Around the time British Pop artist Joe Tilson moved from London to rural Wiltshire in 1972, following time spent in Hannover, Germany, his work underwent a major shift in iconography and style, or so the story goes. Gone were the strategies of mass-media critique that had defined his seminal series “Pages,” 1970, which had been nurtured by the countercultural politics of the 1960s and the print revolution at London’s famed Kelpra Studio. Instead, Tilson embraced a pastoralist lifestyle—tending the land, growing his own food, and joining peers such as Peter Blake in what amounted to a major exodus of artists from London to the English countryside.

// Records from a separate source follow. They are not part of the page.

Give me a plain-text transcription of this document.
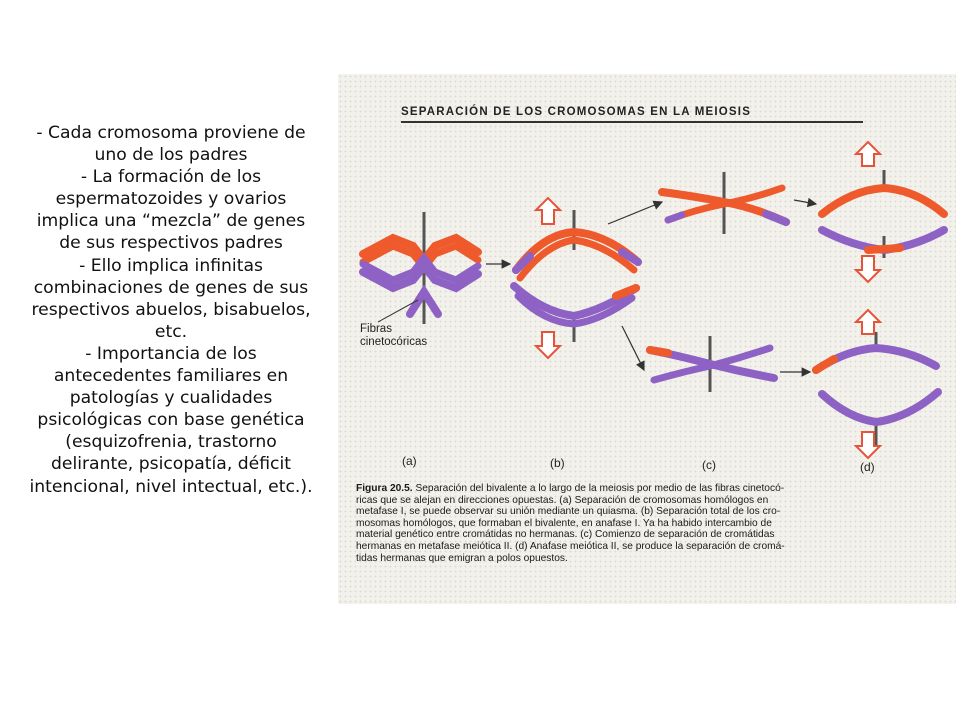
- Cada cromosoma proviene de

uno de los padres

- La formación de los

espermatozoides y ovarios

implica una “mezcla” de genes

de sus respectivos padres

- Ello implica infinitas

combinaciones de genes de sus

respectivos abuelos, bisabuelos,

etc.

- Importancia de los

antecedentes familiares en

patologías y cualidades

psicológicas con base genética

(esquizofrenia, trastorno

delirante, psicopatía, déficit

intencional, nivel intectual, etc.).

SEPARACIÓN DE LOS CROMOSOMAS EN LA MEIOSIS
Fibras
cinetocóricas
(a)	(b)	(c)	(d)
Figura 20.5. Separación del bivalente a lo largo de la meiosis por medio de las fibras cinetocó-
ricas que se alejan en direcciones opuestas. (a) Separación de cromosomas homólogos en
metafase I, se puede observar su unión mediante un quiasma. (b) Separación total de los cro-
mosomas homólogos, que formaban el bivalente, en anafase I. Ya ha habido intercambio de
material genético entre cromátidas no hermanas. (c) Comienzo de separación de cromátidas
hermanas en metafase meiótica II. (d) Anafase meiótica II, se produce la separación de cromá-
tidas hermanas que emigran a polos opuestos.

Tilson’s recent exhibition “Alchera” gave today’s public a chance to view exemplary works from his productive years in Wiltshire inspired by his travels to Germany and Italy, as well as by his reading in poetry, philosophy, and anthropology. Local flora, Greek mythology, and universal symbols such as spirals and ziggurats come to the fore as primary points of reference in his large-scale mixed-media wood reliefs. Some of the box assemblages have titles that include the word alcheringa, referring to the Australian Aboriginal “dreaming” concept—an important touchstone for Tilson’s evolving ideas about the nature of time and memory. Produced (perhaps not coincidentally) in the vicinity of Stonehenge, these works attest to the artist’s heart-centered search for kinship with both the earth and humanity, and to his encyclopedic knowledge of literature and world religion.

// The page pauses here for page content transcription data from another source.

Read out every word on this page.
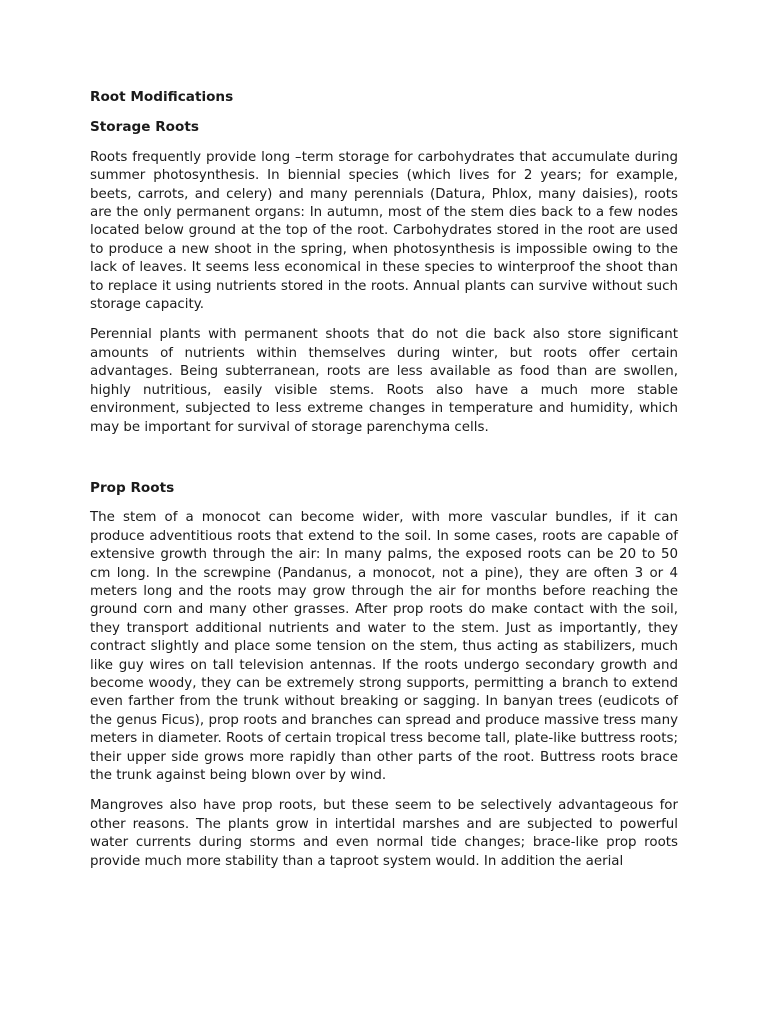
Root Modifications

Storage Roots

Roots frequently provide long –term storage for carbohydrates that accumulate during summer photosynthesis. In biennial species (which lives for 2 years; for example, beets, carrots, and celery) and many perennials (Datura, Phlox, many daisies), roots are the only permanent organs: In autumn, most of the stem dies back to a few nodes located below ground at the top of the root. Carbohydrates stored in the root are used to produce a new shoot in the spring, when photosynthesis is impossible owing to the lack of leaves. It seems less economical in these species to winterproof the shoot than to replace it using nutrients stored in the roots. Annual plants can survive without such storage capacity.

Perennial plants with permanent shoots that do not die back also store significant amounts of nutrients within themselves during winter, but roots offer certain advantages. Being subterranean, roots are less available as food than are swollen, highly nutritious, easily visible stems. Roots also have a much more stable environment, subjected to less extreme changes in temperature and humidity, which may be important for survival of storage parenchyma cells.

Prop Roots

The stem of a monocot can become wider, with more vascular bundles, if it can produce adventitious roots that extend to the soil. In some cases, roots are capable of extensive growth through the air: In many palms, the exposed roots can be 20 to 50 cm long. In the screwpine (Pandanus, a monocot, not a pine), they are often 3 or 4 meters long and the roots may grow through the air for months before reaching the ground corn and many other grasses. After prop roots do make contact with the soil, they transport additional nutrients and water to the stem. Just as importantly, they contract slightly and place some tension on the stem, thus acting as stabilizers, much like guy wires on tall television antennas. If the roots undergo secondary growth and become woody, they can be extremely strong supports, permitting a branch to extend even farther from the trunk without breaking or sagging. In banyan trees (eudicots of the genus Ficus), prop roots and branches can spread and produce massive tress many meters in diameter. Roots of certain tropical tress become tall, plate-like buttress roots; their upper side grows more rapidly than other parts of the root. Buttress roots brace the trunk against being blown over by wind.

Mangroves also have prop roots, but these seem to be selectively advantageous for other reasons. The plants grow in intertidal marshes and are subjected to powerful water currents during storms and even normal tide changes; brace-like prop roots provide much more stability than a taproot system would. In addition the aerial
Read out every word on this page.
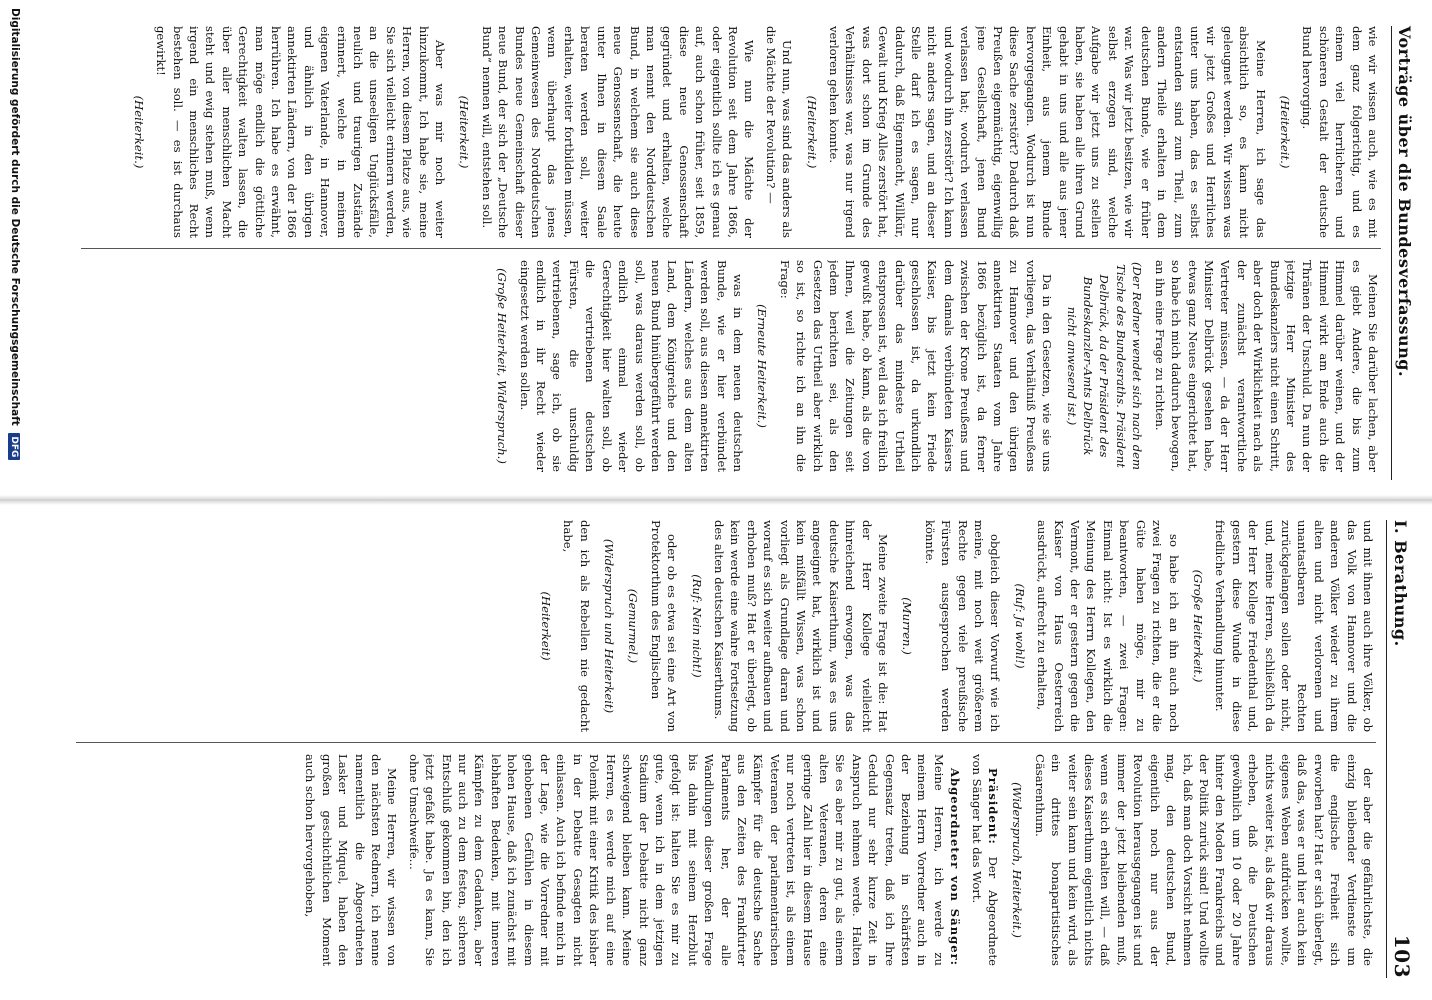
Vorträge über die Bundesverfassung.

wie wir wissen auch, wie es mit dem ganz folgerichtig, und es einem viel herrlicheren und schöneren Gestalt der deutsche Bund hervorging.

(Heiterkeit.)

Meine Herren, ich sage das absichtlich so, es kann nicht geleugnet werden. Wir wissen was wir jetzt Großes und Herrliches unter uns haben, das es selbst entstanden sind zum Theil, zum andern Theile erhalten in dem deutschen Bunde, wie er früher war. Was wir jetzt besitzen, wie wir selbst erzogen sind, welche Aufgabe wir jetzt uns zu stellen haben, sie haben alle ihren Grund gehabt in uns und alle aus jener Einheit, aus jenem Bunde hervorgegangen. Wodurch ist nun diese Sache zerstört? Dadurch daß Preußen eigenmächtig, eigenwillig jene Gesellschaft, jenen Bund verlassen hat; wodurch verlassen und wodurch ihn zerstört? Ich kann nicht anders sagen, und an dieser Stelle darf ich es sagen, nur dadurch, daß Eigenmacht, Willkür, Gewalt und Krieg Alles zerstört hat, was dort schon im Grunde des Verhältnisses war, was nur irgend verloren gehen konnte.

(Heiterkeit.)

Und nun, was sind das anders als die Mächte der Revolution? —

Wie nun die Mächte der Revolution seit dem Jahre 1866, oder eigentlich sollte ich es genau auf, auch schon früher, seit 1859, diese neue Genossenschaft gegründet und erhalten, welche man nennt den Norddeutschen Bund, in welchem sie auch diese neue Genossenschaft, die heute unter Ihnen in diesem Saale beraten werden soll, weiter erhalten, weiter fortbilden müssen, wenn überhaupt das jenes Gemeinwesen des Norddeutschen Bundes neue Gemeinschaft dieser neue Bund, der sich der „Deutsche Bund“ nennen will, entstehen soll.

(Heiterkeit.)

Aber was mir noch weiter hinzukommt, Ich habe sie, meine Herren, von diesem Platze aus, wie Sie sich vielleicht erinnern werden, an die unseeligen Unglücksfälle, neulich und traurigen Zustände erinnert, welche in meinem eigenen Vaterlande, in Hannover, und ähnlich in den übrigen annektirten Ländern, von der 1866 herrühren. Ich habe es erwähnt, man möge endlich die göttliche Gerechtigkeit walten lassen, die über aller menschlichen Macht steht und ewig stehen muß, wenn irgend ein menschliches Recht bestehen soll. — es ist durchaus gewirkt!

(Heiterkeit.)

Meinen Sie darüber lachen, aber es giebt Andere, die bis zum Himmel darüber weinen, und der Himmel wirkt am Ende auch die Thränen der Unschuld. Da nun der jetzige Herr Minister des Bundeskanzlers nicht einen Schritt, aber doch der Wirklichkeit nach als der zunächst verantwortliche Vertreter müssen, — da der Herr Minister Delbrück gesehen habe, etwas ganz Neues eingerichtet hat, so habe ich mich dadurch bewogen, an ihn eine Frage zu richten.

(Der Redner wendet sich nach dem Tische des Bundesraths. Präsident Delbrück, da der Präsident des Bundeskanzler-Amts Delbrück nicht anwesend ist.)

Da in den Gesetzen, wie sie uns vorliegen, das Verhältniß Preußens zu Hannover und den übrigen annektirten Staaten vom Jahre 1866 bezüglich ist, da ferner zwischen der Krone Preußens und dem damals verbündeten Kaisers Kaiser, bis jetzt kein Friede geschlossen ist, da urkundlich darüber das mindeste Urtheil entsprossen ist, weil das ich freilich gewußt habe, ob kann, als die von Ihnen, weil die Zeitungen seit jedem berichten sei, als den Gesetzen das Urtheil aber wirklich so ist, so richte ich an ihn die Frage:

(Erneute Heiterkeit.)

was in dem neuen deutschen Bunde, wie er hier verbündet werden soll, aus diesen annektirten Ländern, welches aus dem alten Land, dem Königreiche und den neuen Bund hinübergeführt werden soll, was daraus werden soll, ob endlich einmal wieder Gerechtigkeit hier walten soll, ob die vertriebenen deutschen Fürsten, die unschuldig vertriebenen, sage ich, ob sie endlich in ihr Recht wieder eingesetzt werden sollen.

(Große Heiterkeit, Widerspruch.)

I. Berathung.
103

und mit ihnen auch ihre Völker, ob das Volk von Hannover und die anderen Völker wieder zu ihrem alten und nicht verlorenen und unantastbaren Rechten zurückgelangen sollen oder nicht, und, meine Herren, schließlich da der Herr Kollege Friedenthal und, gestern diese Wunde in diese friedliche Verhandlung hinunter.

(Große Heiterkeit.)

so habe ich an ihn auch noch zwei Fragen zu richten, die er die Güte haben möge, mir zu beantworten, — zwei Fragen: Einmal nicht: Ist es wirklich die Meinung des Herrn Kollegen, den Vermont, der er gestern gegen die Kaiser von Haus Oesterreich ausdrückt, aufrecht zu erhalten,

(Ruf: Ja wohl!)

obgleich dieser Vorwurf wie ich meine, mit noch weit größerem Rechte gegen viele preußische Fürsten ausgesprochen werden könnte.

(Murren.)

Meine zweite Frage ist die: Hat der Herr Kollege vielleicht hinreichend erwogen, was das deutsche Kaiserthum, was es uns angeeignet hat, wirklich ist und kein mißfällt Wissen, was schon vorliegt als Grundlage daran und worauf es sich weiter aufbauen und erhoben muß? Hat er überlegt, ob kein werde eine wahre Fortsetzung des alten deutschen Kaiserthums.

(Ruf: Nein nicht!)

oder ob es etwa sei eine Art von Protektorthum des Englischen

(Gemurmel,)

(Widerspruch und Heiterkeit)

den ich als Rebellen nie gedacht habe,

(Heiterkeit)

der aber die gefährlichste, die einzig bleibender Verdienste um die englische Freiheit sich erworben hat? Hat er sich überlegt, daß das, was er und hier auch kein eigenes Weben aufdrücken wollte, nichts weiter ist, als daß wir daraus erheben, daß die Deutschen gewöhnlich um 10 oder 20 Jahre hinter den Moden Frankreichs und der Politik zurück sind! Und wollte ich, daß man doch Vorsicht nehmen mag, den deutschen Bund, eigentlich noch nur aus der Revolution herausgegangen ist und immer der jetzt bleibenden muß, wenn es sich erhalten will, — daß dieses Kaiserthum eigentlich nichts weiter sein kann und kein wird, als ein drittes bonapartistisches Cäsarenthum.

(Widerspruch, Heiterkeit.)

Präsident: Der Abgeordnete von Sänger hat das Wort.

Abgeordneter von Sänger: Meine Herren, ich werde zu meinem Herrn Vorredner auch in der Beziehung in schärfsten Gegensatz treten, daß ich Ihre Geduld nur sehr kurze Zeit in Anspruch nehmen werde. Halten Sie es aber mir zu gut, als einem alten Veteranen, deren eine geringe Zahl hier in diesem Hause nur noch vertreten ist, als einem Veteranen der parlamentarischen Kämpfer für die deutsche Sache aus den Zeiten des Frankfurter Parlaments her, der alle Wandlungen dieser großen Frage bis dahin mit seinem Herzblut gefolgt ist: halten Sie es mir zu gute, wenn ich in dem jetzigen Stadium der Debatte nicht ganz schweigend bleiben kann. Meine Herren, es werde mich auf eine Polemik mit einer Kritik des bisher in der Debatte Gesagten nicht einlassen. Auch ich befinde mich in der Lage, wie die Vorredner mit gehobenen Gefühlen in diesem hohen Hause, daß ich zunächst mit lebhaften Bedenken, mit inneren Kämpfen zu dem Gedanken, aber nur auch zu dem festen, sicheren Entschluß gekommen bin, den ich jetzt gefaßt habe. Ja es kann, Sie ohne Umschweife...

Meine Herren, wir wissen von den nächsten Rednern, ich nenne namentlich die Abgeordneten Lasker und Miquel, haben den großen geschichtlichen Moment auch schon hervorgehoben,

Digitalisierung gefördert durch die Deutsche Forschungsgemeinschaft DFG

Despite art-historical gospel that divides his practice into distinct phases, Tilson hadn’t exactly abandoned the signature mannerisms of his Pop phase, evident in his use of vibrant color, folksy assemblage techniques, and stenciled lettering à la Robert Indiana or Jasper Johns. But these works do embody a compelling fusion of postmodernism and New Age spirituality. Using the primal element of fire, for instance, he branded stenciled text onto his works’ rustic surfaces, spelling out the four elements in his Alcheringa boxes of 1972 or lining the rungs of Fire Ladder, 1971, with ecological terms and poetic allusions to Dante and Rilke. Several works, such as the vividly chromatic Eye Mantra, Sea Mantra, both 1971–72, and Sky Mantra, 1972, follow the nonhierarchical logic of the grid, that quintessential structure underlying twentieth-century art, their matrices containing the monosyllabic words of their respective titles (EYE, SEA, SKY—references to perception and landscape) reiterated ad infinitum. While nodding to Conceptualism or Minimalism, such works depart from those movements’ distancing techniques and are instead made personal through hand carpentry and textured brushstrokes; the use of repetition invites associations with meditative chanting.

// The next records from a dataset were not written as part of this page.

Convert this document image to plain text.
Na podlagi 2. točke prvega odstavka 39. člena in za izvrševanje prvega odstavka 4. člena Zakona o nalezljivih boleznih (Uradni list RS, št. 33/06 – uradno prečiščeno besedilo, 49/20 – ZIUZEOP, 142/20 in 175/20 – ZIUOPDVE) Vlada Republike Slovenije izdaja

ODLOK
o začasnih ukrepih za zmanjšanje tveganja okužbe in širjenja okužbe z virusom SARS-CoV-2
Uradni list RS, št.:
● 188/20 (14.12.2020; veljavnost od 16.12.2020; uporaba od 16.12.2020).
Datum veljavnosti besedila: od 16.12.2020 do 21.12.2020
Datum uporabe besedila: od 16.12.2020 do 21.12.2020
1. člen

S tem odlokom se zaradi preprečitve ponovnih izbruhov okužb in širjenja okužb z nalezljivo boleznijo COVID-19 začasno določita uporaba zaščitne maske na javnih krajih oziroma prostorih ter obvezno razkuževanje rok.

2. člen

The grid, for Tilson, is also a means of visually organizing the kinds of “universal” oppositions and societal frameworks that are central to structural anthropology and, in particular, to the theories of Claude Lévi-Strauss. Tilson’s fascination with taxonomies of nature and culture alike is evident in mixed-media works such as Chthonic Stele, 1978, a vertical stack of shallow compartments containing samples of seeds, river stones, and geodes, interspersed with textual fragments and pictographic signs. While its scale and form refer to ancient monuments, the work’s labeled compartments are reminiscent of childhood rock collections, not to mention the specimen repositories of natural-history museums. Tree Alphabet, 1973, and Mnemonic Device (Images), 1973, feature diagrams, tables, and color samples, emphasizing the processes by which we come to know the world. In the latter, a circular matrix whose four quadrants connect the natural elements of air, fire, earth, and water to the cardinal directions and a range of associated symbols appears, in its visual structure, to be quite rational but is meant to signal a more intuitive and spiritual kind of truth: Akin to a mandala, it represents the artist’s interest in nonlinear models of circular time.